Les bailleurs ont souscrit une police d’assurance contre les loyers impayés au titre du contrat précité auprès de Garantme SAS.
Des difficultés de paiement étant survenues, M. [C] [N] et Mme [F] [G] ont sollicité des paiements de la part de Garantme SAS.
M. [C] [N] et Mme [F] [G] ont fait signifier à Mme [P] [R] et M. [D] [K], par exploit d’huissier du 9 octobre 2024, un commandement de payer les loyers pour une somme principale de 2 106,25 € visant la clause résolutoire.
Par exploit d’huissier en date du 28 janvier 2025, M. [C] [N] et Mme [F] [G] et Garantme SAS ont fait assigner Mme [P] [R] et M. [D] [K] devant le juge des contentieux de la protection de la chambre des contentieux de proximité du Tribunal judiciaire de Bobigny, à l’audience du 19 mai 2025 aux fins, principalement, d’obtenir le paiement des arriérés de loyer et l’expulsion des locataires.
M. [C] [N] et Mme [F] [G] et Garantme SAS, comparants, représentés, actualisent oralement le contenu de leur assignation et demandent au juge des contentieux de la protection de la chambre des contentieux de proximité du Tribunal judiciaire de Bobigny de refuser tous délais et de :
o à titre principal, constater l’acquisition de la clause résolutoire au 9 décembre 2024 ;
o à titre subsidiaire, prononcer la résiliation judiciaire du contrat de bail ;
o en tout état de cause :
? ordonner l’expulsion de Mme [P] [R] et M. [D] [K] ainsi que de tout occupant de leur chef, au besoin avec le concours de la force publique ;
? dire que le sort des meubles sera régi dans les conditions prévues par le code des procédures civiles d’exécution ;
? condamner solidairement Mme [P] [R] et M. [D] [K] à payer :
? la somme de 8 533,82 € à valoir sur l’arriéré des loyers et charges avec intérêts au taux légal à compter de la délivrance de l’assignation selon la répartition suivante :
o 7 477,75 euros à M. [C] [N] et Mme [F] [G] :
o 1 056,07 euros à Garantme SAS ;
? une indemnité d’occupation à M. [C] [N] et Mme [F] [G] d’un montant égal au montant du loyer et des charges qui auraient été payés en l’absence de résiliation du bail et ce jusqu’à la libération effective des lieux ;
? une somme de 1 000,00 € au titre de l’article 700 du code de procédure civile ;
? les entiers dépens de la présente procédure, en ce inclus le coût du commandement.

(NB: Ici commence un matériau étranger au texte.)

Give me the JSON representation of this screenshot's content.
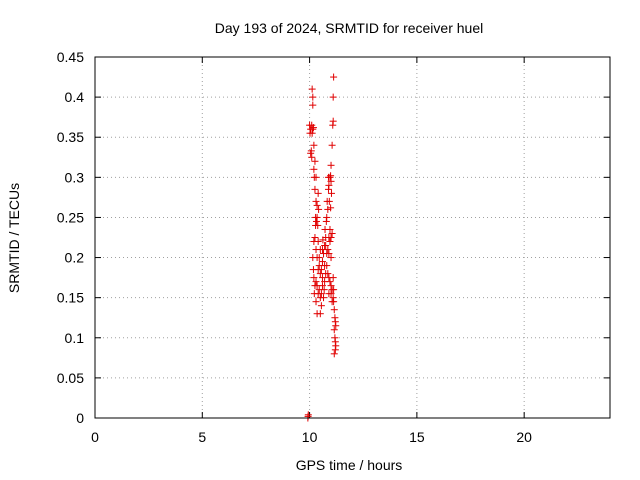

Pour soutenir le bien-fondé de leurs demandes, elles invoquent les dispositions de la loi n°89-462 du 06 juillet 1989, 1346-1 et suivants du code civil, rappellent que le bail en date du 28 novembre 2021 fait force de loi entre les parties, que Mme [P] [R] et M. [D] [K] n’ont pas exécuté régulièrement ses obligations, qu’ils ont été mis en demeure d’y procéder par commandement visant la clause résolutoire signifié par exploit d’huissier, qu’ils n’y ont pas déféré, qu’en tout état de cause le défaut de paiement des loyers et charges aux termes convenus constitue une inexécution suffisamment grave de nature à justifier la résiliation judiciaire du contrat.
Mme [P] [R], comparante, et M. [D] [K], comparant, représenté par cette dernière, affirment avoir payé une somme de 700 euros avant l’audience et sollicitent l’octroi de délais de paiement suspensifs des effets de la clause résolutoire moyennant le paiement d’une somme de 150 euros par mois en plus du loyer courant. Ils actualisent leur situation personnelle et financière.

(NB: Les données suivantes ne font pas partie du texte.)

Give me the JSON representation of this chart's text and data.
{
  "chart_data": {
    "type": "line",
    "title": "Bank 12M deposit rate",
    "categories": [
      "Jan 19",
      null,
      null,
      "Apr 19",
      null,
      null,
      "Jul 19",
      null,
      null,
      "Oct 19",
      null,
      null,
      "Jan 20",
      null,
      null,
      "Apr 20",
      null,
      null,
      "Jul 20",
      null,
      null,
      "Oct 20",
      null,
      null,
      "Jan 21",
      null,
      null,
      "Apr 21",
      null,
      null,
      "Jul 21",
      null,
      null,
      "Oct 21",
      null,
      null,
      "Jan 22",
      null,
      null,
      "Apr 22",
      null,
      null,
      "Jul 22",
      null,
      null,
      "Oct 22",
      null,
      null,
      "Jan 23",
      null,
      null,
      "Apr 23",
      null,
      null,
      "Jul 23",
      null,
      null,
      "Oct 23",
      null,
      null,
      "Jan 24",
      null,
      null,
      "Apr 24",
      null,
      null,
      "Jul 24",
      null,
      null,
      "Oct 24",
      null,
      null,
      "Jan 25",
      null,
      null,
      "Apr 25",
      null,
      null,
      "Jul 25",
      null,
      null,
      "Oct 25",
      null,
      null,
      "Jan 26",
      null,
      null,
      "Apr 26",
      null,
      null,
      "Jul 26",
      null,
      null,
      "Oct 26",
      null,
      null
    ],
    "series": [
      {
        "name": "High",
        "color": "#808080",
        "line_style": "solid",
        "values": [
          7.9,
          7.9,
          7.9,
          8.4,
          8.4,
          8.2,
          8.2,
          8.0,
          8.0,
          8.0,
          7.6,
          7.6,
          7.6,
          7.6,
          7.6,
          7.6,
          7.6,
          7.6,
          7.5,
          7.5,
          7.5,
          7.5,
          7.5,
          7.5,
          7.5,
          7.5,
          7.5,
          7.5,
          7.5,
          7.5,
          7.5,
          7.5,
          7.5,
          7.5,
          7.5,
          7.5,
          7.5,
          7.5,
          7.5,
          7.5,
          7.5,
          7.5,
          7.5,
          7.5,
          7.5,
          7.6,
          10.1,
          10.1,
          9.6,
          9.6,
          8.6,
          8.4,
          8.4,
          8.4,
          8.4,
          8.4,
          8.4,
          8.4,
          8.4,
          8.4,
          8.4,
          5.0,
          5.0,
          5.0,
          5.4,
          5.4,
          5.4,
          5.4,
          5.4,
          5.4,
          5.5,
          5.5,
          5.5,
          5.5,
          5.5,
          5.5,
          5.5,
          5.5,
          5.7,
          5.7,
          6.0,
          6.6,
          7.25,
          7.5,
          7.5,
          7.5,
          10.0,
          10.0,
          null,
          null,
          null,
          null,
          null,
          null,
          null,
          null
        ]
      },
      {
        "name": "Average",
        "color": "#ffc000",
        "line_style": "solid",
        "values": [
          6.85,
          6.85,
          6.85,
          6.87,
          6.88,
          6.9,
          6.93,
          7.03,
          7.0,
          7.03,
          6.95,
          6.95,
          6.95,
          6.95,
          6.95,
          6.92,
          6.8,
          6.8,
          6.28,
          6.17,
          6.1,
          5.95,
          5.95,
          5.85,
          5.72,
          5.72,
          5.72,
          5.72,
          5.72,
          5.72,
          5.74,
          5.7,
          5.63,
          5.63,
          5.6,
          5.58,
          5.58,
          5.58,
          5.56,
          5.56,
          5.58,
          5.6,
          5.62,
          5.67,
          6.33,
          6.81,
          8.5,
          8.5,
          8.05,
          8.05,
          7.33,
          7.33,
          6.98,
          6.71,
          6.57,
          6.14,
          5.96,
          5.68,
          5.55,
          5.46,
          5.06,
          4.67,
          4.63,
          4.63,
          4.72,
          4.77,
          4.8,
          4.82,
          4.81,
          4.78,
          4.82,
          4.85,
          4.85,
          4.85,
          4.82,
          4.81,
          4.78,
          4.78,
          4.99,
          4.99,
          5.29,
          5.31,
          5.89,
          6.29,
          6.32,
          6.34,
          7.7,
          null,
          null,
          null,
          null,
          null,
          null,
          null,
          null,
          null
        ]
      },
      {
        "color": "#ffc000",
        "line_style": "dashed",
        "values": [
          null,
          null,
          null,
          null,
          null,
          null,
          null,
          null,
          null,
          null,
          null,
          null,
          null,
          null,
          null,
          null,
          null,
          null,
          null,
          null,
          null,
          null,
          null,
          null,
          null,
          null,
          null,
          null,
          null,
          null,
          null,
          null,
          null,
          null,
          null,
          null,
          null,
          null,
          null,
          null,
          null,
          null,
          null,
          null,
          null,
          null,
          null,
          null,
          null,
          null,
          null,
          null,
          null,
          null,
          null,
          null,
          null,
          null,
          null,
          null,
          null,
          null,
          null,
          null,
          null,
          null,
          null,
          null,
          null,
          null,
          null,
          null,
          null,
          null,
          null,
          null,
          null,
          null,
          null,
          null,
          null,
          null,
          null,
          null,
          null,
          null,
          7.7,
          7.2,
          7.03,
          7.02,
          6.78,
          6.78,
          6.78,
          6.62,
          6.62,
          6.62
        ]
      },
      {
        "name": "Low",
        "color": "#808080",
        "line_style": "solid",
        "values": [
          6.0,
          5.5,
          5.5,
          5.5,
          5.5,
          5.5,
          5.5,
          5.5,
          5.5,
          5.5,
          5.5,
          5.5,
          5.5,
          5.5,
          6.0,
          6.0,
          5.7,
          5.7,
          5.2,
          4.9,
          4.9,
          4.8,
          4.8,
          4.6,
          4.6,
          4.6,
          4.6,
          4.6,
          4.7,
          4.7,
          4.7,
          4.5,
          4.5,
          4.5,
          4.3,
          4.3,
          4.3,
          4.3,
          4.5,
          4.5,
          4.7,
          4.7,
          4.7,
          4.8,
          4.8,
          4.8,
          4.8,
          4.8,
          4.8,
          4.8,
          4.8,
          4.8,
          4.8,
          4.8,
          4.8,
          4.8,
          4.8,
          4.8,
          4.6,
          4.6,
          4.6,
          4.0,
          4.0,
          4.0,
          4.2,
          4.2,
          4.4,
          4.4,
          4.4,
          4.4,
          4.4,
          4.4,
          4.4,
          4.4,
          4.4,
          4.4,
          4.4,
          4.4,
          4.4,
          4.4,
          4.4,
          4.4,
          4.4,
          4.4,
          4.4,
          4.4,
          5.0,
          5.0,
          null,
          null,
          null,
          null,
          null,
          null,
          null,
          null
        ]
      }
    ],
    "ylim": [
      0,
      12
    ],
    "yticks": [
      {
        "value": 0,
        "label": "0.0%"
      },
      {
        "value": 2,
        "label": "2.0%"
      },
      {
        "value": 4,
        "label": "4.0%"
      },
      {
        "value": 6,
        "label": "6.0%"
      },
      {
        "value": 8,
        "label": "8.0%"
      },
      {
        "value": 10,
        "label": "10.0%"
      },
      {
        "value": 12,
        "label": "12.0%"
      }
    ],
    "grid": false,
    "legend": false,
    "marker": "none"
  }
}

Aucun diagnostic social et financier n’est parvenu au Tribunal avant l’audience.
Le juge a invité les parties à produire tous les éléments relatifs à l’existence d’une procédure de surendettement conformément à l’article 24 V de la loi du 6 juillet 1989.
L’affaire a été mise en délibéré au 3 juillet 2025.

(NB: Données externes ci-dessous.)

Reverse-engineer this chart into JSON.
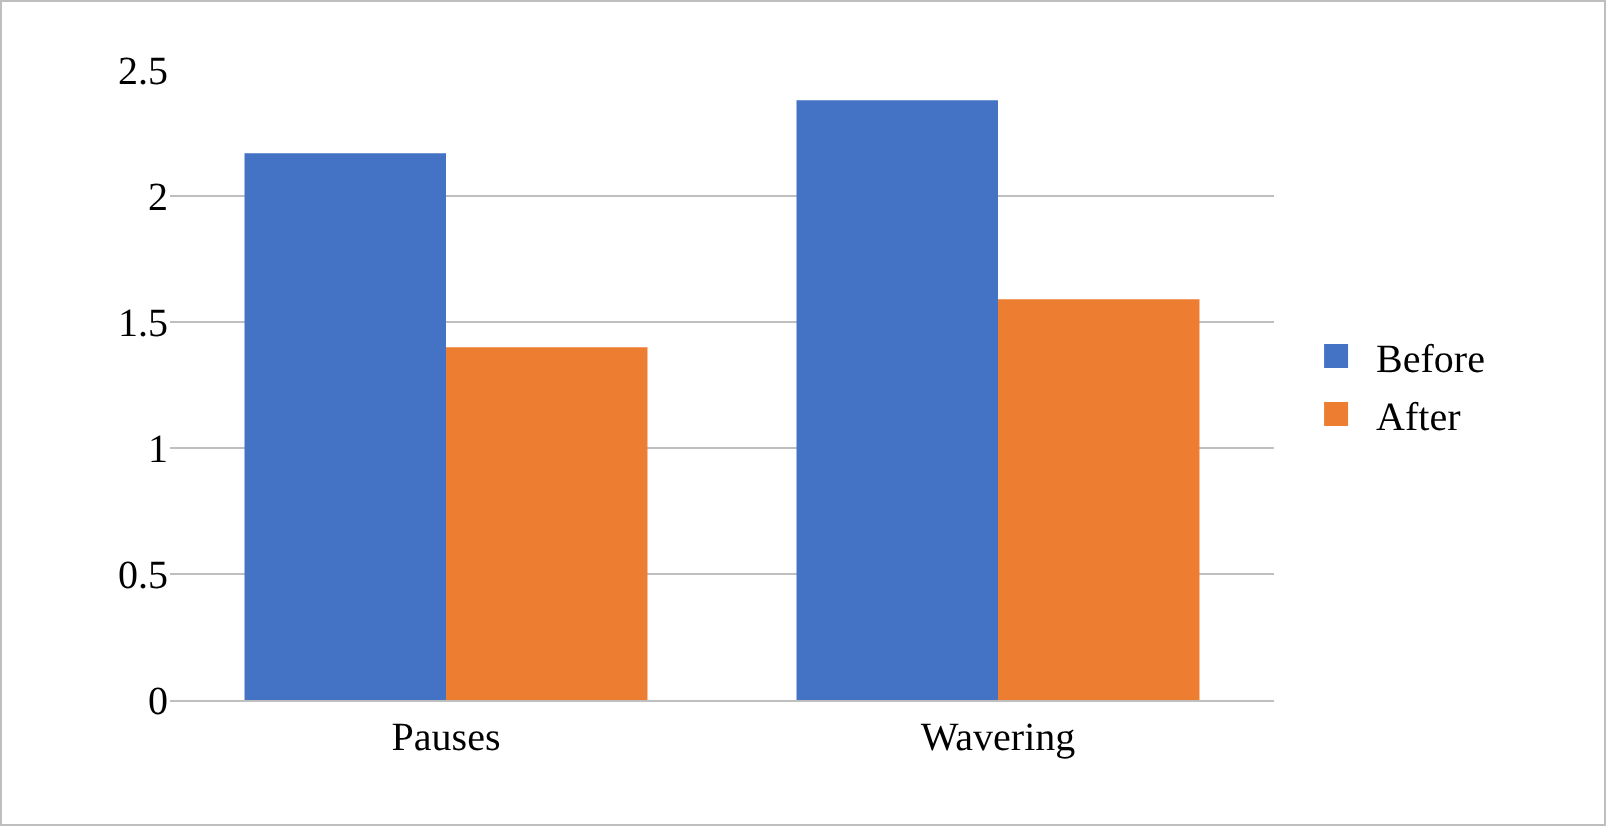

Par note en délibéré reçue au greffe le 4 juin 2024, les demandeurs ont fourni un décompte détaillé et actualisé de leur créance, reprenant le paiement effectué par le locataire.
MOTIFS
o Sur la demande en paiement de l’arriéré locatif
Sur le principe et le montant de la dette
L’article 1728 du même code dispose que le preneur est tenu de deux obligations principales, dont l’obligation de payer le prix du bail aux termes convenus fait partie. Cette obligation résulte également de l’article 7 a) de la loi du 6 juillet 1989.
En application de l’article 1353 du code civil celui qui réclame l’exécution d’une obligation doit la prouver et réciproquement, celui qui se prétend libéré, doit justifier le paiement ou le fait qui a produit l’extinction de son obligation.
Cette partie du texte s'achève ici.